Tumor markers, such as carcinoembryonic antigen, are suggestive of malignant effusions (especially adenocarcinoma ). Consider immunologic studies, including pleural fluid antinuclear antibody(SLE) and rheumatoid factor (RA), when collagen-vascular diseases are suspected.

Treatment Transudative effusions are managed by treating the underlying medical disorder. However, regardless of whether transudative or exudative , large, refractory pleural effusions causing severe respiratory symptoms can be drained to provide symptomatic relief. The management of exudative effusions depends on the underlying etiology of the effusion.

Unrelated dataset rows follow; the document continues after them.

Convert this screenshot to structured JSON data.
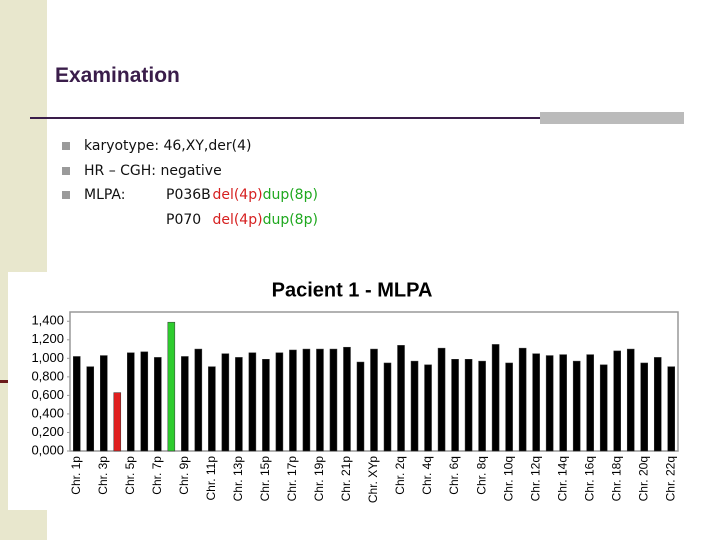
{
  "slide": {
    "title": "Examination",
    "bullets": [
      "karyotype: 46,XY,der(4)",
      "HR – CGH: negative"
    ],
    "mlpa": {
      "label": "MLPA:",
      "rows": [
        [
          "P036B",
          "del(4p)",
          "dup(8p)"
        ],
        [
          "P070",
          "del(4p)",
          "dup(8p)"
        ]
      ]
    }
  },
  "chart_data": {
    "type": "bar",
    "title": "Pacient 1 - MLPA",
    "categories": [
      "Chr. 1p",
      null,
      "Chr. 3p",
      null,
      "Chr. 5p",
      null,
      "Chr. 7p",
      null,
      "Chr. 9p",
      null,
      "Chr. 11p",
      null,
      "Chr. 13p",
      null,
      "Chr. 15p",
      null,
      "Chr. 17p",
      null,
      "Chr. 19p",
      null,
      "Chr. 21p",
      null,
      "Chr. XYp",
      null,
      "Chr. 2q",
      null,
      "Chr. 4q",
      null,
      "Chr. 6q",
      null,
      "Chr. 8q",
      null,
      "Chr. 10q",
      null,
      "Chr. 12q",
      null,
      "Chr. 14q",
      null,
      "Chr. 16q",
      null,
      "Chr. 18q",
      null,
      "Chr. 20q",
      null,
      "Chr. 22q"
    ],
    "values": [
      1.02,
      0.91,
      1.03,
      0.63,
      1.06,
      1.07,
      1.01,
      1.39,
      1.02,
      1.1,
      0.91,
      1.05,
      1.01,
      1.06,
      0.99,
      1.06,
      1.09,
      1.1,
      1.1,
      1.1,
      1.12,
      0.96,
      1.1,
      0.95,
      1.14,
      0.97,
      0.93,
      1.11,
      0.99,
      0.99,
      0.97,
      1.15,
      0.95,
      1.11,
      1.05,
      1.03,
      1.04,
      0.97,
      1.04,
      0.93,
      1.08,
      1.1,
      0.95,
      1.01,
      0.91
    ],
    "colors": [
      "#000000",
      "#000000",
      "#000000",
      "#e02020",
      "#000000",
      "#000000",
      "#000000",
      "#2ecc2e",
      "#000000",
      "#000000",
      "#000000",
      "#000000",
      "#000000",
      "#000000",
      "#000000",
      "#000000",
      "#000000",
      "#000000",
      "#000000",
      "#000000",
      "#000000",
      "#000000",
      "#000000",
      "#000000",
      "#000000",
      "#000000",
      "#000000",
      "#000000",
      "#000000",
      "#000000",
      "#000000",
      "#000000",
      "#000000",
      "#000000",
      "#000000",
      "#000000",
      "#000000",
      "#000000",
      "#000000",
      "#000000",
      "#000000",
      "#000000",
      "#000000",
      "#000000",
      "#000000"
    ],
    "ylim": [
      0,
      1.5
    ],
    "yticks": [
      {
        "value": 0,
        "label": "0,000"
      },
      {
        "value": 0.2,
        "label": "0,200"
      },
      {
        "value": 0.4,
        "label": "0,400"
      },
      {
        "value": 0.6,
        "label": "0,600"
      },
      {
        "value": 0.8,
        "label": "0,800"
      },
      {
        "value": 1.0,
        "label": "1,000"
      },
      {
        "value": 1.2,
        "label": "1,200"
      },
      {
        "value": 1.4,
        "label": "1,400"
      }
    ],
    "grid": false
  }
}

Pneumonia, malignancy, and TB cause most exudative pleural effusions. Complicated parapneumonic effusions and empyemas should be drained to prevent development of fibrosing pleuritis . Malignant effusions are usually drained to palliate symptoms and may require pleurodesis to prevent recurrence.

Surgery : pesistanat collections +pleural thickning on u/s may require surgical intervention.